22. Train your people in empathy. Empathy is at the core of communication, collaboration, innovation and high performing teams. Empathy requires that you be physically present, emotionally attuned and can take the perspective of others. If people feel listened to and understood, distress is massively reduced.
23. Train people in influence and communication styles. Diversity at work demands that we learn how to understand and connect with different perspectives and styles. These are not rigid diagnoses. We can learn to recognise different styles and how to adjust and be more flexible with our own.
24. Train your people in conflict resolution. Human interactions are messy and conflict will occur. Conflict is a primary cause of distress and mental illness. It can be managed. Show people how to respectfully disagree, debate and resolve differences without compromising truth, respect and compassion.

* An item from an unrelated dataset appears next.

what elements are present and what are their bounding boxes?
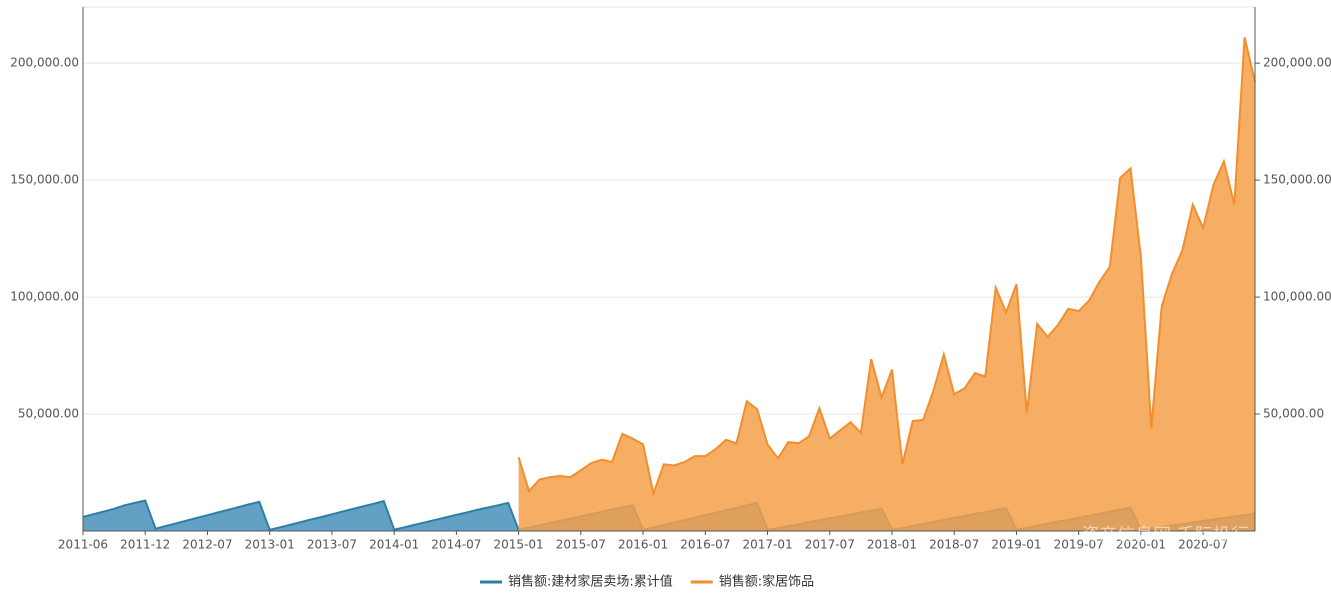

25. Be clear in your expectation that you expect people to know how to bounce, recover, relax and rejuvenate. While work is a significant source of distress, family, health and finances play a role. A significant solution to the problem of distress is personal responsibility for making the time and practicing the solutions.
26. Ensure that your organisation makes the necessary resources to support effective bounce and recovery available. Including assessments, workshops, digital training, practice tips and coaching (or EAP).
27. Ensure that your people understand the importance of sleep. After excessive device time, sleep disturbance is a key cause of anxiety and depression (distress). A good night’s sleep at the right time is a primary solution.
28. Train your people in the evidence-based skills of relaxation, breath control, emotion regulation and attention training. We recommend avoiding confusing words that might cause religious or philosophical friction. Give people every possible support to build the right practices into their lives. Encourage practice at work.
29. Socialise the concept of smart switching. Many of us remain in the work grid through the evening and the weekend. As people learn to switch from work to home and family, resilience will build.
30. Encourage laughter. Don’t be too serious. Perhaps every workplace needs a joker.